Niayesh Afshordi (left) is professor in the Department of Physics and Astronomy at the University of Waterloo and associate faculty at the Perimeter Institute for Theoretical Physics in Ontario, Canada. He was a consultant to PBS’s NOVA, and outlets including Scientific American, Science, the Guardian, and the New York Times have featured his work. Phil Halper is a fellow of the Royal Astronomical Society and the creator of the popular YouTube series Before the Big Bang. His astronomy images have been featured in the Washington Post, the BBC, and the Guardian. Their book is Battle of the Big Bang.
Why cosmology?
Cosmology is the study of the universe, its distribution, its fate and origins. As a species we are fascinated by origins, we trace out family trees, treasure photos of the past and religious creation stories are ubiquitous across cultures. But with the dawn of twentieth century, it’s finally been possible to scientifically model the evolution of the cosmos and probe these deep question that we crave answers for. We’ve come a long way in our understanding but there’s still far to go. Surely nothing can be more tantalising than revealing the trigger of the Big Bang.
Why this book?
The Big Bang is where perhaps the biggest gap exists between what the public think and what professional scientists accept. We are told that the Big Bang has proven a beginning of time or that it came from an infinitely dense singularity or even that it came from nothing. But science says none of these things. The Big Bang only says the universe was in a hot dense state some 14 billion years ago. What came before is an open question, one we try to address and explore. We wanted to show what was established about the Big Bang and what remains mysterious. To revel in the wonder of the different possible histories of the universe that cosmologists are imagining but to provide caution against false certainty.
Is a theory that will never be experimentally or observationally verified science at all?

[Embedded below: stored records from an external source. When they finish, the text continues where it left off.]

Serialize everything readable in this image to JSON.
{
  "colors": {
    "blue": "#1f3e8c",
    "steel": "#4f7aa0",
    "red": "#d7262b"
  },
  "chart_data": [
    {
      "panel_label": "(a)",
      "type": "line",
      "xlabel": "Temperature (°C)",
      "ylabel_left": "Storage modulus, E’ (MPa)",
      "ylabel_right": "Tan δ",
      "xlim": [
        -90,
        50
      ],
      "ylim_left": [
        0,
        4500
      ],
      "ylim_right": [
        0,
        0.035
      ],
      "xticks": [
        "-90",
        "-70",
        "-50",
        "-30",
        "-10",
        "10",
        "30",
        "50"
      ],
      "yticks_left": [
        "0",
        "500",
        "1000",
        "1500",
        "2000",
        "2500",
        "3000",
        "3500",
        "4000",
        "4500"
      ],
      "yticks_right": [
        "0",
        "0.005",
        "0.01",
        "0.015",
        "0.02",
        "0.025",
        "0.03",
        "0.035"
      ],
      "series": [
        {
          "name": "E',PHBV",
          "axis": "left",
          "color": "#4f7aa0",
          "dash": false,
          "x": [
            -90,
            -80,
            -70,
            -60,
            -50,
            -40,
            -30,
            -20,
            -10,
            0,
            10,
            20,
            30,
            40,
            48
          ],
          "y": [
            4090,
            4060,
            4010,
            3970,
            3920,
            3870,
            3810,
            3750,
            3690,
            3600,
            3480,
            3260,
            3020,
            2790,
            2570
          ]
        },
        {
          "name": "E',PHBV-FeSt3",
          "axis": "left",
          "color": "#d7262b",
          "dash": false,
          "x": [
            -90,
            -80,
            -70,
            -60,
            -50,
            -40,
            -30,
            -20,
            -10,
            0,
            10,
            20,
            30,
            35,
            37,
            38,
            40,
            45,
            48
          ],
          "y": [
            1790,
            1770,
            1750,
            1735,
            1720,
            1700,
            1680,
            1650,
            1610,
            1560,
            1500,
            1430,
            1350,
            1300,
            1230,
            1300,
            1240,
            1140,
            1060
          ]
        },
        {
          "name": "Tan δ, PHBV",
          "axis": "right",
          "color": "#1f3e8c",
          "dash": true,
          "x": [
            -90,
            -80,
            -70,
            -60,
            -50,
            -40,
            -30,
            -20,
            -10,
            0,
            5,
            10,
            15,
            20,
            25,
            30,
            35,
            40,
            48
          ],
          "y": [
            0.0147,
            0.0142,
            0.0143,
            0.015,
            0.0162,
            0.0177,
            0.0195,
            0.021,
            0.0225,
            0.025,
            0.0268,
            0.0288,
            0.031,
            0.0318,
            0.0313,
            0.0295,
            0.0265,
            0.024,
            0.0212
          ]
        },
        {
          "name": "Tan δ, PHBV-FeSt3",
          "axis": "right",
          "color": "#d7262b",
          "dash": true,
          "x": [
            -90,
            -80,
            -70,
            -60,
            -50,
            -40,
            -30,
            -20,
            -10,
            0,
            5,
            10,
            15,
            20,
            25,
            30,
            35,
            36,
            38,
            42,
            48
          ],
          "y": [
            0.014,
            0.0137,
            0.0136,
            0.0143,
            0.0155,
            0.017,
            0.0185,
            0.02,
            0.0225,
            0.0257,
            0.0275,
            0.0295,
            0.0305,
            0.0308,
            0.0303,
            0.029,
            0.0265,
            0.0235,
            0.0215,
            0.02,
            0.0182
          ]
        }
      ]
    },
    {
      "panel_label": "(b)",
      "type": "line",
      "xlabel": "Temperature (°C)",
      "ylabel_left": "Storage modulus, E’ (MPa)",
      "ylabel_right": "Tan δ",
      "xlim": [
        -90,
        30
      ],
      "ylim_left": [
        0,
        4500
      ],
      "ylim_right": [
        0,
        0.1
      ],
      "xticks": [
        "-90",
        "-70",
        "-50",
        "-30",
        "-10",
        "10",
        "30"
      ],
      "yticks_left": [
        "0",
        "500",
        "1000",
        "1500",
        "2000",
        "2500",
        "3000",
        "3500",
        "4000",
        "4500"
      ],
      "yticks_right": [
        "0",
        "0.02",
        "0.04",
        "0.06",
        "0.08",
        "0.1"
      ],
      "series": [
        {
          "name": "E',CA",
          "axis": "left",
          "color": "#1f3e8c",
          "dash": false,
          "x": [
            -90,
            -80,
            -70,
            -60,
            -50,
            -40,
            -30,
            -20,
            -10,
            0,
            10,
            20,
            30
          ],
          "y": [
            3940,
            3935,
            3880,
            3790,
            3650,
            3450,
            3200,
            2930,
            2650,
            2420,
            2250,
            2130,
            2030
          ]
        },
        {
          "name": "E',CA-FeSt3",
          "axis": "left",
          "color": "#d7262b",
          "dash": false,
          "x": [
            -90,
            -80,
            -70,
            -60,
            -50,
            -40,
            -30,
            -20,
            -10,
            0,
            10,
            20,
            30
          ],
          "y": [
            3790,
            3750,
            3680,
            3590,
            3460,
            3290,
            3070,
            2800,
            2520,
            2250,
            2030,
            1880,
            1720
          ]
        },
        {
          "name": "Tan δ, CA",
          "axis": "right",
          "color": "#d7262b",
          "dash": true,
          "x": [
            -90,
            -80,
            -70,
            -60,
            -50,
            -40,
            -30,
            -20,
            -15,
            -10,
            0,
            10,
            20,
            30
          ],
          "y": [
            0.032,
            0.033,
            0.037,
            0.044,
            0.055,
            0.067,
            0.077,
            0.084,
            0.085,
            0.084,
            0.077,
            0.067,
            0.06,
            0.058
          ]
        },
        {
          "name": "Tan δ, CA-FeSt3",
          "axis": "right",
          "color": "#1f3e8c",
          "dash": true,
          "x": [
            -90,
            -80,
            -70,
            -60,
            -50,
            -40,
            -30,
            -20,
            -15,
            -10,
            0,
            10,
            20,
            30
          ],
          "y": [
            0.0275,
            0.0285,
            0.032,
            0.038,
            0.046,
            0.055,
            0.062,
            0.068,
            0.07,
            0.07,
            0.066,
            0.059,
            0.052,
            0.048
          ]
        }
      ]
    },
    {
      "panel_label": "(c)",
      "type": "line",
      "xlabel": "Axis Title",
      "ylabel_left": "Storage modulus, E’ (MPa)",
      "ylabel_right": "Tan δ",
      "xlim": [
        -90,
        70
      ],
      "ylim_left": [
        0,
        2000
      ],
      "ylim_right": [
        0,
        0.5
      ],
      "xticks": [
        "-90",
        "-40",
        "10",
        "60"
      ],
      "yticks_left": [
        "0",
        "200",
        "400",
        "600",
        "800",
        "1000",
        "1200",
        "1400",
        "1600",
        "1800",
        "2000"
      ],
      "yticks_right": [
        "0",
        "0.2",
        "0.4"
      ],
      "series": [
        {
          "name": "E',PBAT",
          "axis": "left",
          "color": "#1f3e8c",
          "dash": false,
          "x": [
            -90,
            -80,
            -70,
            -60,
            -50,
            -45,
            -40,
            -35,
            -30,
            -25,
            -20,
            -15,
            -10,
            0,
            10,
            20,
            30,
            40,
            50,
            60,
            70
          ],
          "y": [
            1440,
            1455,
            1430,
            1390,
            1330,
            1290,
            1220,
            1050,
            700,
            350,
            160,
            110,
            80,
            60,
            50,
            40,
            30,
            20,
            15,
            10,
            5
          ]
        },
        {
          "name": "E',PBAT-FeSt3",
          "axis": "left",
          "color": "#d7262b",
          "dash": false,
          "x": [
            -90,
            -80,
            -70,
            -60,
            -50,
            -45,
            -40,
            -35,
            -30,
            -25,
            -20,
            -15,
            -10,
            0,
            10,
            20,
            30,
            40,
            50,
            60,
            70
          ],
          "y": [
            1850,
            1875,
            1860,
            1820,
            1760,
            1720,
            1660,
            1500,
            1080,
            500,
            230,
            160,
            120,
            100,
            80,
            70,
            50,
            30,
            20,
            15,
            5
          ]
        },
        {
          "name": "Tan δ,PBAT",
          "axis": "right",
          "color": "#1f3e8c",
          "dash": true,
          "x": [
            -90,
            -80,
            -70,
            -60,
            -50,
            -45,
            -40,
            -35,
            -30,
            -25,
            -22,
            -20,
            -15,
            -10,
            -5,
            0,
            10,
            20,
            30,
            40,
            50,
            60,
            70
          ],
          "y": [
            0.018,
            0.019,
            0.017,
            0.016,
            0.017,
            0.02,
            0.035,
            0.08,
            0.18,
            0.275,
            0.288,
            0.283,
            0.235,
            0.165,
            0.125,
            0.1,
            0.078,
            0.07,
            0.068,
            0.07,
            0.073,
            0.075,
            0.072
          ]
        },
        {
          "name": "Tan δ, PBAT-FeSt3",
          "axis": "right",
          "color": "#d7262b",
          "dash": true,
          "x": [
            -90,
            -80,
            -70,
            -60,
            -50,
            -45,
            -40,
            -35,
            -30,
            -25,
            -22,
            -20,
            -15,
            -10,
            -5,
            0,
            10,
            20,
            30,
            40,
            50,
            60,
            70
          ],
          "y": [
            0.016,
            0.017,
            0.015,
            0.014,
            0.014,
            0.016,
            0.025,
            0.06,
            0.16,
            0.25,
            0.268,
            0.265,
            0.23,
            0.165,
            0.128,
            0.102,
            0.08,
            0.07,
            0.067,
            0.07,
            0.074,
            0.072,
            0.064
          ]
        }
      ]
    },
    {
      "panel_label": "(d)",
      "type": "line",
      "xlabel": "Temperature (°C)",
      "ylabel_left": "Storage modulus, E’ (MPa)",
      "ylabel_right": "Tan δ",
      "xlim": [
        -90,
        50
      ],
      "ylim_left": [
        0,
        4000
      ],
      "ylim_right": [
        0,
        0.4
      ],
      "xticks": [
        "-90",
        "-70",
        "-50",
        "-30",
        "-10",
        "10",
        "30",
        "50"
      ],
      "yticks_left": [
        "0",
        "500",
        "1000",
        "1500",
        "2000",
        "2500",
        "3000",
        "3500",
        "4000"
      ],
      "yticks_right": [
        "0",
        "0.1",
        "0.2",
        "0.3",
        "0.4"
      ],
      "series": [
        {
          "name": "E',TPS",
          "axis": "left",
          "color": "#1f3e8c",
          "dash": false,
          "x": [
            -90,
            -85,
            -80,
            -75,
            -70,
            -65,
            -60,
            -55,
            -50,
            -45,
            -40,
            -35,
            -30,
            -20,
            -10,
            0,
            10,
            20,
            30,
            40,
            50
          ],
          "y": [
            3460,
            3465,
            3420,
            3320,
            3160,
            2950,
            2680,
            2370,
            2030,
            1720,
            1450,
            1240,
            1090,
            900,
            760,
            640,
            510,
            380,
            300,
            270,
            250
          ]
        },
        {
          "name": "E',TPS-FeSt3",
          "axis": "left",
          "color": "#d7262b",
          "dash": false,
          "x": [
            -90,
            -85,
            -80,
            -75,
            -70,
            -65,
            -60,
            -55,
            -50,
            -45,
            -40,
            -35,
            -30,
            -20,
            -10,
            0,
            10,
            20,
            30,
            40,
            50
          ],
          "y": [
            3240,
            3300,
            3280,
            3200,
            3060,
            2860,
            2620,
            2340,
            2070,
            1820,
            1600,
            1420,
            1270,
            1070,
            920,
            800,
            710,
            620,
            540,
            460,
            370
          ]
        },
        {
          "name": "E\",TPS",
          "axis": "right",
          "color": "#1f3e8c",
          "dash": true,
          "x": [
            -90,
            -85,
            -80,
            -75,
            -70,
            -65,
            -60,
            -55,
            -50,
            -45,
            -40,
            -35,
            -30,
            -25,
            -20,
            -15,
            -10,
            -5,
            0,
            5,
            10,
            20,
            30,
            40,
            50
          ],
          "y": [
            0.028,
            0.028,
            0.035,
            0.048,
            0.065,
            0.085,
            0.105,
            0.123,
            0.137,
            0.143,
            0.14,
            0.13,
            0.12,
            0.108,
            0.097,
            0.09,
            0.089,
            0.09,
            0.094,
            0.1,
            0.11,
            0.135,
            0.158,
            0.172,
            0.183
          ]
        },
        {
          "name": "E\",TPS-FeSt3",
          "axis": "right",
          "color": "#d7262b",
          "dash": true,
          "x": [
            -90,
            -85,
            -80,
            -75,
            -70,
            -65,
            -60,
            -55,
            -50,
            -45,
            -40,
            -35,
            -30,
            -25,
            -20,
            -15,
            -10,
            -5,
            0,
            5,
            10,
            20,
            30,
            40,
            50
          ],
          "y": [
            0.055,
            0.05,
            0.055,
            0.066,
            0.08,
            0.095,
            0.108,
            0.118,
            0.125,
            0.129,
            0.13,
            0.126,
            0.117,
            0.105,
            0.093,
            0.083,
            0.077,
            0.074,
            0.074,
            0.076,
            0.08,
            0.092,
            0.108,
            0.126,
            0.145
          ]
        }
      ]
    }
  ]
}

It’s tempting to write a two letter answer to this question: No. However, it’s often the case that things are more complicated than they seem. What is at stake is a tricky philosophical question called the demarcation problem. How do we tell science from non-science? A lot of physicists believe this was solved by Sir Karl Popper who suggested that a theory is scientific if it can be falsified by some imaginable experiment. But many philosophers think this is overly simplistic. Any theory can be saved from falsification by adding an auxiliary hypothesis, how do we know if the auxiliary hypothesis is reasonable or not? If a theory isn't testable now, does that mean it never will be? After all, when Aristarchus suggested the heliocentric model, he couldn't have possibly imagined that it would be tested by a telescope thousands of years later. How do we develop theories so that they are testable if we banish ones that are not yet so? Speculation is part of science, and we should embrace it, but at the same time we must not mistake speculation as fact. Only theories that are thoroughly tested can be admitted into our cathedral of scientific knowledge, but that doesn't mean those that haven’t aren’t legitimate parts of the discourse. Ultimately, science as Feynman put it, is 'imagination in a straight jacket' a straight jacket made of observational data.
What’s next?
For us, writing the book was a wonderful but lengthy process. Perhaps we will do another, but there will certainly be a break. How long that would be might depend on how well The Battle of the Big Bang is received. So, if you want more, post those 5 star reviews!
What’s exciting you at the moment?
There are so many existing new developments in cosmology and fundamental physics it’s hard to know where to start. From the Hubble tension to the possibility that dark energy might not be a constant after all, to new telescopes like Euclid, Roman, Event Horizon, Sphere X and many more. But for us the most exciting thing is the new window to the universe revealed by gravitational wave astronomy. This has the potential to probe black holes, maybe even finding echoes from the abyss, the quantum hearts of these astrophysical monsters. More importantly, the Big Bang may have emitted gravitational waves that future probes could detect and perhaps distinguish between the models we examine, revealing a winner in The Battle of the Big Bang.